Babu na cozinha VIP do BBB20 - na qual, diga-se de passagem, ele cozinhou pouco…

Babu na cozinha VIP do BBB20 - na qual, diga-se de passagem, ele cozinhou pouco…

Ao mesmo tempo tenho um fascínio por comida. Amo comer. E uma das coisas mais importantes para mim quando viajo é comer coisas locais. Fui muito feliz em Tóquio, em Kyiv (que você conhecia por Kiev), em Florença. Nem tanto em Roma (me decepcionei um pouco, mas ao mesmo tempo descobri a alcachofra à moda judia, fritinha, uma maravilha). Amo a comida asiática de Londres (a comida inglesa, confesso, é meio uó) e de Berlim. Fiquei doido pela comida paraense quando fui pra Belém.

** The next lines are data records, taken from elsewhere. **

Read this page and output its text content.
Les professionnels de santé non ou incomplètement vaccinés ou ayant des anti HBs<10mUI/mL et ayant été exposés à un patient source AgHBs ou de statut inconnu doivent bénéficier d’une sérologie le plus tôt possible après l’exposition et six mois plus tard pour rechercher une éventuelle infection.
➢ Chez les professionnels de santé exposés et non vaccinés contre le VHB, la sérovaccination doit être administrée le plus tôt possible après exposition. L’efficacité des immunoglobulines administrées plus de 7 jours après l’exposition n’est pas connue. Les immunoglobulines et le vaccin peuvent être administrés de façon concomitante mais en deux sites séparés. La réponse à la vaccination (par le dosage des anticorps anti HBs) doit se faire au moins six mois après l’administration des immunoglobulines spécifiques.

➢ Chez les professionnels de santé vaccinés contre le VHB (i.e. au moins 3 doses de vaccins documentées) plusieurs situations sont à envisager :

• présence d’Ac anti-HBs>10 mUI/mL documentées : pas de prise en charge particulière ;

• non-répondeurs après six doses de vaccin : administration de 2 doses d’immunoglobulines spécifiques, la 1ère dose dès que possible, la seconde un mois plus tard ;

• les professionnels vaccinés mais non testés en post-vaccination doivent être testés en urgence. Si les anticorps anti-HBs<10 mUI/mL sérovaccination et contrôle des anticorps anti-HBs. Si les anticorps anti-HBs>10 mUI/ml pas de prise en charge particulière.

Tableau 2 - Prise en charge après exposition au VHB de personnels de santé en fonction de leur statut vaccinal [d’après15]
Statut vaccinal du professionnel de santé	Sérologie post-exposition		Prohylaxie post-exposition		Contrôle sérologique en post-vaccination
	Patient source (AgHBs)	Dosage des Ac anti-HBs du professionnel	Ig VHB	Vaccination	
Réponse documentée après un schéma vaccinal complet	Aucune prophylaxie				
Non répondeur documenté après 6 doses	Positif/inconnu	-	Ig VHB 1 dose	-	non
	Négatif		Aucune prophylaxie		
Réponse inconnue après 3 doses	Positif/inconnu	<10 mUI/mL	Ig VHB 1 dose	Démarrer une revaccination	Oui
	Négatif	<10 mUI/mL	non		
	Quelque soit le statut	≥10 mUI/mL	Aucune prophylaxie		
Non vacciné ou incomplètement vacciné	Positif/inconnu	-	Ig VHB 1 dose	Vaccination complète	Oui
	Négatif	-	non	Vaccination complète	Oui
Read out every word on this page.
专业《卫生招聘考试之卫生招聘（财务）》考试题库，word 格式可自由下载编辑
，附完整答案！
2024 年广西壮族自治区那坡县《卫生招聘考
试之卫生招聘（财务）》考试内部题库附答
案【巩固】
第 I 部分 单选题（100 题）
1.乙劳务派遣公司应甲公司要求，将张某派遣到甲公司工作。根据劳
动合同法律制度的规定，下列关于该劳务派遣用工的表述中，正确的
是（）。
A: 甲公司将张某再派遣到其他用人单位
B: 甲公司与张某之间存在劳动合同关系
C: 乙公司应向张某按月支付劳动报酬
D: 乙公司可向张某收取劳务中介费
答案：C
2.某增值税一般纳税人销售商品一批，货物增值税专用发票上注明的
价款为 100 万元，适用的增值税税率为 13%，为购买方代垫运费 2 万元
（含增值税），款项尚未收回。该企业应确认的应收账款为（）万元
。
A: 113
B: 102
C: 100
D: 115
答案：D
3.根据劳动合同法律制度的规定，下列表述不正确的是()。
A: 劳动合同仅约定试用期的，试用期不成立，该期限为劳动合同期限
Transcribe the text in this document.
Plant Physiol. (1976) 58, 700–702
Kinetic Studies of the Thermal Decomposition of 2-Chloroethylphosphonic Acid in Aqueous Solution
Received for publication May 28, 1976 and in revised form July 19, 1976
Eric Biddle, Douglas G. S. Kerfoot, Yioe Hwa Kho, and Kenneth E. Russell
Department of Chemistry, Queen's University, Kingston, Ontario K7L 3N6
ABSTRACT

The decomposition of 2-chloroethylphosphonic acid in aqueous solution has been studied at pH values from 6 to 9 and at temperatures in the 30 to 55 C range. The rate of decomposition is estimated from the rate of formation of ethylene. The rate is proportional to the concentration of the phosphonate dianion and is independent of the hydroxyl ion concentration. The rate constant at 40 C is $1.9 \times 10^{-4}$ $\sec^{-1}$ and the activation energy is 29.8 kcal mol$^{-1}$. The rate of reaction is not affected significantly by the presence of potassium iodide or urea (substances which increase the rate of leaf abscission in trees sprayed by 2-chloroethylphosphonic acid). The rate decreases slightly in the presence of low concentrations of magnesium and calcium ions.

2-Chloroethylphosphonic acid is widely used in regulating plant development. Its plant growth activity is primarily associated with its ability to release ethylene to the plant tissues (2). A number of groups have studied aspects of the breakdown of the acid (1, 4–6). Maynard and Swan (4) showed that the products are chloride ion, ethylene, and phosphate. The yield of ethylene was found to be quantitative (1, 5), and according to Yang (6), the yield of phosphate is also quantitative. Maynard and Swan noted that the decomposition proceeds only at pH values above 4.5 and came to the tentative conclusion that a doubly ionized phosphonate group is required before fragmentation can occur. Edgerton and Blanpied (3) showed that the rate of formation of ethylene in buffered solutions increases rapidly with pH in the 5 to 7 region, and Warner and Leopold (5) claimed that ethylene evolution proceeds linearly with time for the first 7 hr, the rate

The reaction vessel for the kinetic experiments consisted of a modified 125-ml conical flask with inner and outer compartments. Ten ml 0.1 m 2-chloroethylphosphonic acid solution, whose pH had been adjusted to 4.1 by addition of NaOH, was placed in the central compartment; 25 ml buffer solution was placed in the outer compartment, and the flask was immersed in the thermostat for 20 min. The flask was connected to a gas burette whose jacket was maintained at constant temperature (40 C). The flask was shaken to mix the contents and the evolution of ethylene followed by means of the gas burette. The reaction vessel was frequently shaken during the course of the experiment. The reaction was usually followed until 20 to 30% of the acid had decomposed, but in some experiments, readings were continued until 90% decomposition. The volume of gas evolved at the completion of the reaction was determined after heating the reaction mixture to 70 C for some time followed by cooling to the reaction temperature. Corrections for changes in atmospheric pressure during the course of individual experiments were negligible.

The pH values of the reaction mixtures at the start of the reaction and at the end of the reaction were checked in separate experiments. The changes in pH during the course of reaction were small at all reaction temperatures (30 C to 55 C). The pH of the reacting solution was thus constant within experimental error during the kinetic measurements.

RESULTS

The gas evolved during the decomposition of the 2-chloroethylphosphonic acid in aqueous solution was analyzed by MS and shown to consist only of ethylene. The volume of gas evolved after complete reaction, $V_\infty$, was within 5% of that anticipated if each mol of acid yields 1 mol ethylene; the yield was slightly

Os significados da comida ficaram ainda mais realçados num momento de pandemia, quando comer é uma das poucas coisas às quais a gente consegue se agarrar para se entreter, muito mais do que apenas se nutrir. Comer é prazeroso, divertido, didático; e é um ótimo assunto para puxar papo na reuniãozinha do Zoom com os amigos ("Você tá fazendo pão? O que era aquilo que você publicou nos stories ontem? Parecia fantástico!").

Uma coisa que já tinha percebido antes e está me pegando cada vez mais agora é que a variedade de programas de gastronomia é tanta que acho que, mesmo que o assunto não te atraia de primeira, algum deles acaba te agradando. Nessa quarentena vários têm sido meus companheiros. Vou te mostrar!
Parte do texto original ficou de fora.